Sherry completed a 10-year study on the impacts of forest loss and fragmentation on resident tropical birds in the Caribbean lowlands of Costa Rica and nearby countries. While a post-doc at Dartmouth, he co-founded with Richard Holmes, research involving the American Redstart (Setophaga ruticilla) and other Neotropical-Nearctic migratory birds wintering at Font Hill, Jamaica, focusing on their year-round ecology. The research emphasized the importance of habitat quality on the wintering grounds and its impact on birds' health and reproductive success on the breeding grounds.

Sherry's lab examined the impacts of pollution and human development in Louisiana on bird populations, emphasizing the critical role of Louisiana's wetlands habitats. These studies on colonial wading birds like herons, ibises, and egrets included the effects of crawfish aquaculture and heavy metal contamination on their populations. Exploring the unique feeding behaviors of the Cocos Finch, endemic to its eponymous tropical oceanic island, he and Tracey Werner challenged conventional ecological theories with evidence of behaviorally maintained, individual feeding specializations.

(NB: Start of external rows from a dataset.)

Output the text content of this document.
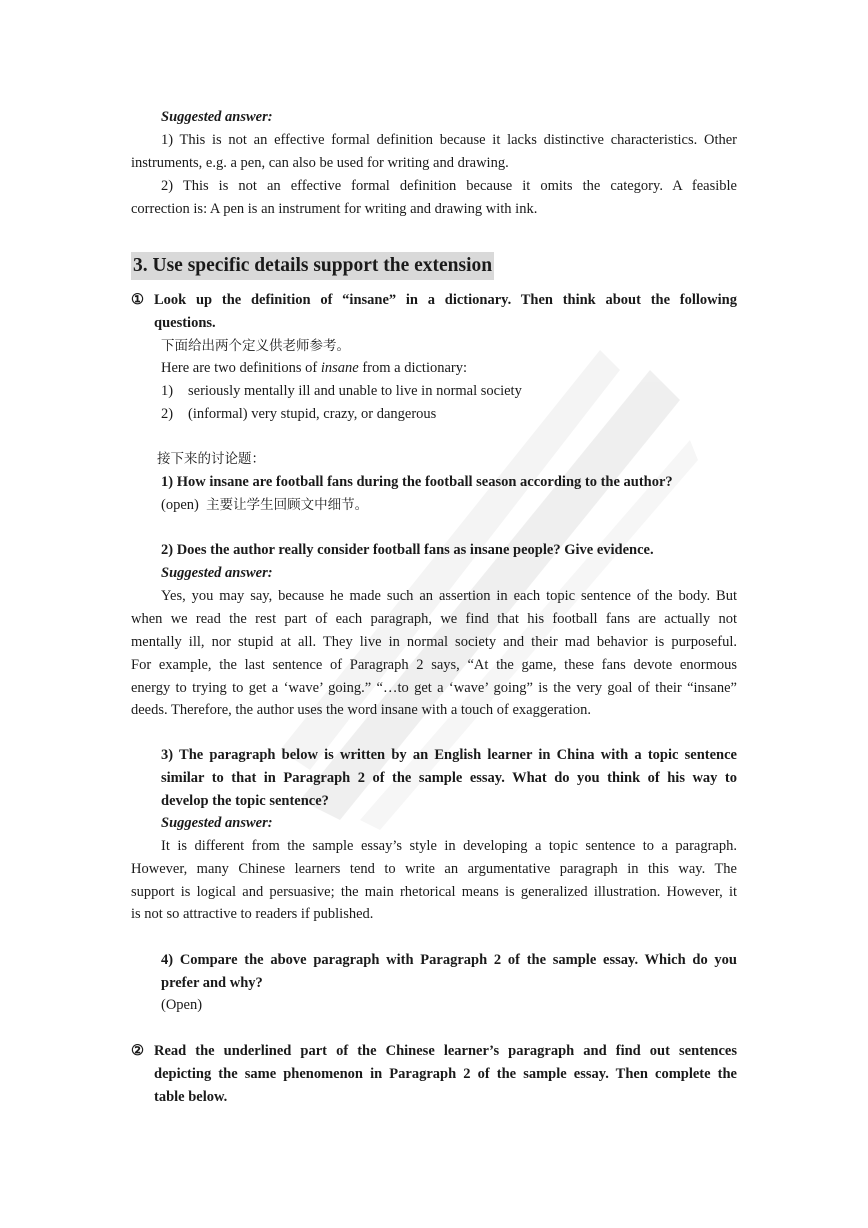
Suggested answer:
1) This is not an effective formal definition because it lacks distinctive characteristics. Other
instruments, e.g. a pen, can also be used for writing and drawing.
2) This is not an effective formal definition because it omits the category. A feasible
correction is: A pen is an instrument for writing and drawing with ink.
3. Use specific details support the extension
① Look up the definition of “insane” in a dictionary. Then think about the following
questions.
下面给出两个定义供老师参考。
Here are two definitions of insane from a dictionary:
1)	seriously mentally ill and unable to live in normal society
2)	(informal) very stupid, crazy, or dangerous
接下来的讨论题：
1) How insane are football fans during the football season according to the author?
(open) 主要让学生回顾文中细节。
2) Does the author really consider football fans as insane people? Give evidence.
Suggested answer:
Yes, you may say, because he made such an assertion in each topic sentence of the body. But
when we read the rest part of each paragraph, we find that his football fans are actually not
mentally ill, nor stupid at all. They live in normal society and their mad behavior is purposeful.
For example, the last sentence of Paragraph 2 says, “At the game, these fans devote enormous
energy to trying to get a ‘wave’ going.” “…to get a ‘wave’ going” is the very goal of their “insane”
deeds. Therefore, the author uses the word insane with a touch of exaggeration.
3) The paragraph below is written by an English learner in China with a topic sentence
similar to that in Paragraph 2 of the sample essay. What do you think of his way to
develop the topic sentence?
Suggested answer:
It is different from the sample essay’s style in developing a topic sentence to a paragraph.
However, many Chinese learners tend to write an argumentative paragraph in this way. The
support is logical and persuasive; the main rhetorical means is generalized illustration. However, it
is not so attractive to readers if published.
4) Compare the above paragraph with Paragraph 2 of the sample essay. Which do you
prefer and why?
(Open)
② Read the underlined part of the Chinese learner’s paragraph and find out sentences
depicting the same phenomenon in Paragraph 2 of the sample essay. Then complete the
table below.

Sherry's lab contributed to the whole genome sequencing of American Redstarts, and documentation of important genetic variation across the breeding range.

==Awards and honors==
- 1999 – Elective Fellow, American Ornithological Society
- 2016 – George H. Lowery Award, Louisiana Ornithological Society
- 2022 – Swallow-tailed Kite Award, New Orleans Audubon Society

==Personal life==
Sherry's early interest in birds and natural history were stimulated in particular by his parents, Grace Coit Meleny (a neighbor and retired school teacher), and Anne LaBastille. His birdwatching interests accumulated a yard bird list of 167 species at his home in Algiers, Louisiana, where he and his wife, Tracey Werner Sherry, kept multiple bird feeders, attracting a variety of species, particularly hummingbirds. Upon his retirement from Tulane, they moved to VT.

==Selected articles==
- Rodenhouse, Nicholas L. (1997). "Site-dependent regulation of population size: a new synthesis"
- Sherry, T. W. (2016). Avian food and foraging. In I. J. Lovette & J. W. Fitzpatrick (Eds.), The Cornell Lab of Ornithology Handbook of Bird Biology (3rd ed., pp. 264–310). John Wiley & Sons.